Complexity Analysis Table

OperationTime ComplexitySpace Complexity
EnqueueO(log n)O(1)
DequeueO(log n)O(1)
PeekO(1)O(1)
isEmptyO(1)O(1)
SizeO(1)O(1)

Key Differences / Notes

  • Min-Heap vs. Max-Heap:
    • The implementation above uses a min-heap, where smaller values have higher priority. A max-heap can be implemented by reversing the comparison logic, where larger values have higher priority.
  • Array-Based vs. Other Implementations:
    • The array-based heap implementation is memory-efficient and provides O(log n) for enqueue and dequeue operations.
    • Other implementations, like a binary search tree or linked list, are less common due to higher complexity or overhead.
  • Thread Safety: The provided implementation is not thread-safe. For concurrent applications, use Java’s PriorityBlockingQueue or synchronize access.
  • Java’s Built-in Priority Queue: Java provides java.util.PriorityQueue, which is a min-heap by default but can be customized for max-heap behavior using a comparator.

✅ Tip: Use a min-heap for scenarios where the smallest element has the highest priority (e.g., shortest path algorithms) and a max-heap for scenarios where the largest element has priority (e.g., task prioritization).

⚠ Warning: Ensure the priority queue’s capacity is sufficient for your use case to avoid overflow errors in the array-based implementation.

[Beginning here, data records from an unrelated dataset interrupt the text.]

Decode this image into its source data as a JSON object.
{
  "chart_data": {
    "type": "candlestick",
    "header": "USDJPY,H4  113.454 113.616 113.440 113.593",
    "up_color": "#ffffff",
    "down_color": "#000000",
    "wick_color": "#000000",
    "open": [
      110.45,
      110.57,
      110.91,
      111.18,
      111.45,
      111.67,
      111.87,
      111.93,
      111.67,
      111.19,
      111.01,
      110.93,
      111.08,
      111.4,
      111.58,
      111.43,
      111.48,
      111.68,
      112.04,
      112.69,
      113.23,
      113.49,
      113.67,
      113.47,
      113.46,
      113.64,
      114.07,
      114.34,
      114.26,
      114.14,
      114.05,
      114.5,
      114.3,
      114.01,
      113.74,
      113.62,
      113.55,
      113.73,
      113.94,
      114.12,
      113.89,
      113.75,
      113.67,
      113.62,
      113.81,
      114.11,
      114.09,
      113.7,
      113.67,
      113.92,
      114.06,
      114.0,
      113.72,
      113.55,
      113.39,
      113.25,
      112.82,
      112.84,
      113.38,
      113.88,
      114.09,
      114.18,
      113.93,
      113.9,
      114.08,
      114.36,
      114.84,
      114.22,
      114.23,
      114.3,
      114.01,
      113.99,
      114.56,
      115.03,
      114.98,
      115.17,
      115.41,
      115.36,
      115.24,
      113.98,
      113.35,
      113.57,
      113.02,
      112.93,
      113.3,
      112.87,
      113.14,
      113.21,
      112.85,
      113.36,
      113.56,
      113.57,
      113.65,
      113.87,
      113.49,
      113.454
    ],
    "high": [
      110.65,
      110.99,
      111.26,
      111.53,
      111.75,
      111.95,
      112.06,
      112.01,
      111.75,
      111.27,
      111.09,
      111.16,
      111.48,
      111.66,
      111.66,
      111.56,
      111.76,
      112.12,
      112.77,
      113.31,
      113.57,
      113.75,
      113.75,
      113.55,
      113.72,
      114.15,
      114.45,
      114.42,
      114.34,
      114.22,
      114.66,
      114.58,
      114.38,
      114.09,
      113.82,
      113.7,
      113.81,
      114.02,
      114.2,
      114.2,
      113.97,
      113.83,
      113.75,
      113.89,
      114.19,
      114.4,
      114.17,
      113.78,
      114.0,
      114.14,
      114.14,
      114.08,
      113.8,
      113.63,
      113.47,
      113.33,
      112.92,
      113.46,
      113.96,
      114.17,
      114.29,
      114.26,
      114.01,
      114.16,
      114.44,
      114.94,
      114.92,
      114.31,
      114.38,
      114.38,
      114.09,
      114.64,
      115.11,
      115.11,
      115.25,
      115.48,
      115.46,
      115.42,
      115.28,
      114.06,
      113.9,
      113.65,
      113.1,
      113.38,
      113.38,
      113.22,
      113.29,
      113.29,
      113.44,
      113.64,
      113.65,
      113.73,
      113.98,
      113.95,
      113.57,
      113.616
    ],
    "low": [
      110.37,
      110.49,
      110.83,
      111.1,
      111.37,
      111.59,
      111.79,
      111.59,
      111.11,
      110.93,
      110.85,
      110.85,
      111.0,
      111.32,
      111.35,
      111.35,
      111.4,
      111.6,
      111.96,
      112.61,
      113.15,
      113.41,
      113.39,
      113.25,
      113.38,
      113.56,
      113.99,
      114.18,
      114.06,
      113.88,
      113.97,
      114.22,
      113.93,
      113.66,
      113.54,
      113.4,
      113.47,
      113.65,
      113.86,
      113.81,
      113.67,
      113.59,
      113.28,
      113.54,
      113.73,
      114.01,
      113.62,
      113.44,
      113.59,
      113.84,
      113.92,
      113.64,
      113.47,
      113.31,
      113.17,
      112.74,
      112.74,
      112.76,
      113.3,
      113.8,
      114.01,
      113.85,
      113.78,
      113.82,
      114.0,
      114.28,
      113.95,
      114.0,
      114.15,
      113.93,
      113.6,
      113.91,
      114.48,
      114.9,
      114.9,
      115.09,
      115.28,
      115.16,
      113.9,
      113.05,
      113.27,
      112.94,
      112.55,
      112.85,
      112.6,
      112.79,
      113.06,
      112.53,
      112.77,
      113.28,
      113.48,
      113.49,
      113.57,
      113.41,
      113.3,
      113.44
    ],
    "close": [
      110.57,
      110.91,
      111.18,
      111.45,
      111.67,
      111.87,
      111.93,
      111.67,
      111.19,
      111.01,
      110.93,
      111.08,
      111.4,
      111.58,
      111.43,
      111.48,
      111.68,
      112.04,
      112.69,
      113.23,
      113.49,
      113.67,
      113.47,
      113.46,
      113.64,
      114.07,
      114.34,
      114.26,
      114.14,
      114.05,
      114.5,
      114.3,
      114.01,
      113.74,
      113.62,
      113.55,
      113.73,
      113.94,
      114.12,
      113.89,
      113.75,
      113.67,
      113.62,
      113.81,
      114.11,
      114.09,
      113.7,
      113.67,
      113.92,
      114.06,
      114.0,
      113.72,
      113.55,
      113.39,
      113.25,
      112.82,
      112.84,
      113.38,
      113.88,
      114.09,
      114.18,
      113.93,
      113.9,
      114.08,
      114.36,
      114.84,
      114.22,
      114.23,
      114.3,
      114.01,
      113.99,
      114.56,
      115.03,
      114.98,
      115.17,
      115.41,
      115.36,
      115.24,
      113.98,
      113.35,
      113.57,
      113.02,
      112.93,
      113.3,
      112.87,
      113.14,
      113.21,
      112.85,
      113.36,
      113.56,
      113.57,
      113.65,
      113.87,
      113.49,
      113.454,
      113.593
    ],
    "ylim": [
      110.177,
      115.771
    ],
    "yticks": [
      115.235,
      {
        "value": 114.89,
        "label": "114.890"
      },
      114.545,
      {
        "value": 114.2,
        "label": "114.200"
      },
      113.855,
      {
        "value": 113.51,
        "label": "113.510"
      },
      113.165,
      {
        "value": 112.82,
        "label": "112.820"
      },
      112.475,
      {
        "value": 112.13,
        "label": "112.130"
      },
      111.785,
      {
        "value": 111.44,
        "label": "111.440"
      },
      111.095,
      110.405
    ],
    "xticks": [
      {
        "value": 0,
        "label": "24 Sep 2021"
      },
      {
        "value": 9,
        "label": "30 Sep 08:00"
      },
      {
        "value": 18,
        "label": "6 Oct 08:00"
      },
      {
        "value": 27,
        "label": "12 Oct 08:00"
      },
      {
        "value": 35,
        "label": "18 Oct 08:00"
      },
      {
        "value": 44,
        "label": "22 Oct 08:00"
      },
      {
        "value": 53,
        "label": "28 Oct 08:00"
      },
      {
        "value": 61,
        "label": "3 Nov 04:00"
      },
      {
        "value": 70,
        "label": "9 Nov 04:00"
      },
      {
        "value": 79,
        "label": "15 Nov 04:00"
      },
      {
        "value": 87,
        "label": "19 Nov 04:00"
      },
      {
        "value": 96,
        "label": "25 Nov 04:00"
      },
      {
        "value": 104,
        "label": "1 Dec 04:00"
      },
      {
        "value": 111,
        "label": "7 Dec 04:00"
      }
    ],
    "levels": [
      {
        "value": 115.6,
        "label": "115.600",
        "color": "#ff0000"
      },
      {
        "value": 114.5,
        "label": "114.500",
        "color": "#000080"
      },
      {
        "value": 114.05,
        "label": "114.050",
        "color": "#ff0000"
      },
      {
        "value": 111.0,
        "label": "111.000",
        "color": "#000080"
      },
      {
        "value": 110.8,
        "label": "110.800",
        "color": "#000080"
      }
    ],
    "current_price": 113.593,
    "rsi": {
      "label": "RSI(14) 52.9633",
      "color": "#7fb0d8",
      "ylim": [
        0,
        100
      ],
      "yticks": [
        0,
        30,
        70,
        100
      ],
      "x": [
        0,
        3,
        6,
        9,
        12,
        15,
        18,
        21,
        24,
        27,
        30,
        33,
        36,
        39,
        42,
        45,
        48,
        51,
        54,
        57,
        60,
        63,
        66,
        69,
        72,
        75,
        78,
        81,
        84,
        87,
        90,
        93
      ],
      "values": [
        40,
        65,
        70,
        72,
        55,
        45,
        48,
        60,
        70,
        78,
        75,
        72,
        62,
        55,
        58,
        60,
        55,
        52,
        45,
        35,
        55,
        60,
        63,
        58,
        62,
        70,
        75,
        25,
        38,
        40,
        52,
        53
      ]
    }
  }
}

For dynamic sizing, consider Java’s PriorityQueue class.

Exercises

  1. Task Scheduler: Write a Java program that uses the priority queue implementation above to simulate a task scheduler. Enqueue tasks with priorities (represented as integers) and dequeue them in order of highest priority, printing each task as it’s processed.
  2. Kth Largest Element: Create a program that uses a priority queue to find the kth largest element in an array of integers. Test it with at least three different arrays and k values.
  3. Min-Heap to Max-Heap: Modify the priority queue implementation to support a max-heap (where larger values have higher priority). Test the modified version with enqueue and dequeue operations.
  4. Dijkstra’s Algorithm: Implement Dijkstra’s algorithm for a weighted graph using the priority queue. Represent the graph as an adjacency list and compute the shortest paths from a source node.
  5. Merge K Sorted Lists: Write a program that merges k sorted arrays into a single sorted array using a priority queue. Enqueue the first element of each array with its array index and value, and repeatedly dequeue and enqueue the next element from the same array.